America's worst theater disaster took
place in Chicago on December 30, 1903.
A stage fire spread to the auditorium at
the new Iroquois Theater, killing nearly
six hundred people. To remove bodies
from the smoldering structure, two-man
teams carried out victims in slings made
of bed linens donated by area department
stores. The injured were taken to
hospitals;
the dead were loaded into
horse-drawn wagons and transported to
over a dozen different undertaking
parlors and city morgues.
We got this
For the first few hours after the fire,
Chicago's central police station on
Washington Boulevard, the First
Precinct, took names and descriptions
from family members desperate to find
missing victims thought to have been at
the Iroquois Theater that afternoon.
At the same time, police officers and
undertakers in more than a dozen morgues
worked diligently to find identifying
information on the bodies of victims.
Until morgues were closed for that
night, police officials read out names
of identified victims to family members
who gathered at the first precinct
hoping for word.
The morgues were closed
around midnight the night of the fire to
better organize victims and record
keeping. Using handwritten lists and dial-up
telephones in kerosene-lit morgues and
police stations, the coroner's
office, police and fire departments
devised a simple but efficient method of cataloging the dead
and their belongings. Each body
was numbered and a description was
recorded.
Victims' possessions such as
jewelry and money were noted in the body
description at the morgue then placed in
numbered envelopes
corresponding to the body
and transported to the police
department. Items of comparatively
little value such as shoes and clothing
were kept with the body and provided
valuable clues to help in
identification. More than one
victim's identify was first suspected by
the recognition of a
bit of skirt fabric, necktie or a petticoat, or
when a label from a shopkeeper in a distant
city was connected with missing person
reports that referenced a connection to that
city. Though still spotty in rural
areas,
telephone and telegraph service
played a critical communication role in
tracking down and connecting bits of
information.
Bed sheets were unreliable status markers and 1904 rubberneckers were brazen
One procedure turned out to be a
failure. Morgues tried to use
sheets to cover the bodies of victims
that had been identified. People
searching for their families became
frustrated when they couldn't find them,
however, and turned back the
sheets. The problem was
exacerbated for a time by Looky Lous who
dropped by mortuaries to gawk at the
victims and tore away sheets to view
bodies beneath. Authorities soon
restricted access.
Crushed facial features, bruises,
bluing, lacerations, blackened and
charred skin and incinerated hair.
A majority of fatalities had come from
the 2nd- and 3rd-floor balconies where
temperatures from a back-drafted
fireball were extreme and from which
dozens of people were driven to jump to
their death to escape, or pushed from
fire escapes by the crowd surge behind
them. Bodies sometimes showed multiple types of
injuries, other times showed little sign
of trauma.*
Many of the bodies were damaged badly
enough to make identification
difficult. Had today's Disaster Victim Identification
(DVI)
technology such as DNA been available
in 1903, a half-dozen instances of
temporary mistaken
identification would have been avoided
but overall Chicago did a masterful job
of handling so many fatalities.
Official procedures adjusted
The Minneapolis Journal article above
offers bits of information about
behind-the-scene processes employed to
manage Iroquois Theater fire victim
identification and record keeping.
Under ordinary circumstances Chicago's sequential
procedure required 1.) an inquest into the
cause of death, 2.) issuance of a death
certificate, and 3.) issuance of a burial
certificate. Railroads were not permitted to
ship a body without a burial certificate.
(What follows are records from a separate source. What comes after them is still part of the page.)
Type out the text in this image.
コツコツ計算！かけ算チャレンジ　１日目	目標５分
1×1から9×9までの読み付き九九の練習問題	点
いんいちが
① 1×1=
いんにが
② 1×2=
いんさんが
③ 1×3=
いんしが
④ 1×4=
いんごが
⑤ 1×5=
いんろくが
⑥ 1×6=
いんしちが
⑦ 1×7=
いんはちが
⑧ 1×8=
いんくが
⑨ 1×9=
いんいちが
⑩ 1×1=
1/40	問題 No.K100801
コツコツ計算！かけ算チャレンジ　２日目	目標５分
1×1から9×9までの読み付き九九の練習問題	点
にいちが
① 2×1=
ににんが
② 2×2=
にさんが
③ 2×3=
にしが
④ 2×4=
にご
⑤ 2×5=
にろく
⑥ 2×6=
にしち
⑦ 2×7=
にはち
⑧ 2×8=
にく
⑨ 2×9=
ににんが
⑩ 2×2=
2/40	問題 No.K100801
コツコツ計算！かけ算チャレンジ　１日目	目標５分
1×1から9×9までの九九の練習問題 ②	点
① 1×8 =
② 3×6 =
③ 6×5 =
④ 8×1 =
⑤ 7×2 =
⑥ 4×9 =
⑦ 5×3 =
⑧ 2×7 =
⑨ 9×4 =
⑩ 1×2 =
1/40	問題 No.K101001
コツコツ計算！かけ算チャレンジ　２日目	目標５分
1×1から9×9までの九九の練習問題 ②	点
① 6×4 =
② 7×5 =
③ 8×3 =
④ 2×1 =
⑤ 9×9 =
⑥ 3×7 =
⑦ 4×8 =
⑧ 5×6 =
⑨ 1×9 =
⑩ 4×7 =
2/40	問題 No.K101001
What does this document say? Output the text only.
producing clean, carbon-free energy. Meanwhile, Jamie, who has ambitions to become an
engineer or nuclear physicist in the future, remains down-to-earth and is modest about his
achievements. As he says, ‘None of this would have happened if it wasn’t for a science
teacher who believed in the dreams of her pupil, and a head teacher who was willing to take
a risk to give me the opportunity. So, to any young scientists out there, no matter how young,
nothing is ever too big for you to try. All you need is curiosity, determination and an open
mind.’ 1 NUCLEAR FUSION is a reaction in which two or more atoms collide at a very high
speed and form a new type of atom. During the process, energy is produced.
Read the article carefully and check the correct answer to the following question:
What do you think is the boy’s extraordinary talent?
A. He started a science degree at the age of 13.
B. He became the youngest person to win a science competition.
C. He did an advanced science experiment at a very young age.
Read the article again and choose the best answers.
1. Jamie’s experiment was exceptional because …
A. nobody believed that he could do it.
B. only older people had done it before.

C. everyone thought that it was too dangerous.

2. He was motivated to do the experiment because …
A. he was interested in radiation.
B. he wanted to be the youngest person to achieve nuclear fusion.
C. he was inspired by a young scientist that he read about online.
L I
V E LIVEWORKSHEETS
The volume of Iroquois fatalities required
alterations in the procedure. Identified
bodies needed to be removed from morgues to
make room for the city's normal mortuary
requirements. Relatives could not remain in
Chicago hotels for an extended period. As a
result, a majority of death certificates
issued the day after the fire were for
bodies that needed to be shipped out of
Chicago by rail to cities in Indiana, Ohio,
Michigan, Wisconsin, Minnesota and Iowa. In
an era without electronic communications,
certificates were hand carried between
municipal offices, undertakers and railroads
by family members who then traveled back
home with the victim's body where a local
undertaker saw to burial.†
The health department agreed with the coroner's office
that burial certificates could be issued in
advance, giving time for the coroner's
office to appoint an inquest jury and
schedule witnesses.
Inquests were conducted by the
coroner's jury beginning on January 6, 1904
and completed nineteen days later.
Dr. Martin Otis Heckard (1863–1934) served
Chicago as registrar of vital statistics for
forty years. He married Lenore Pfau four
years after the Iroquois Theater fire.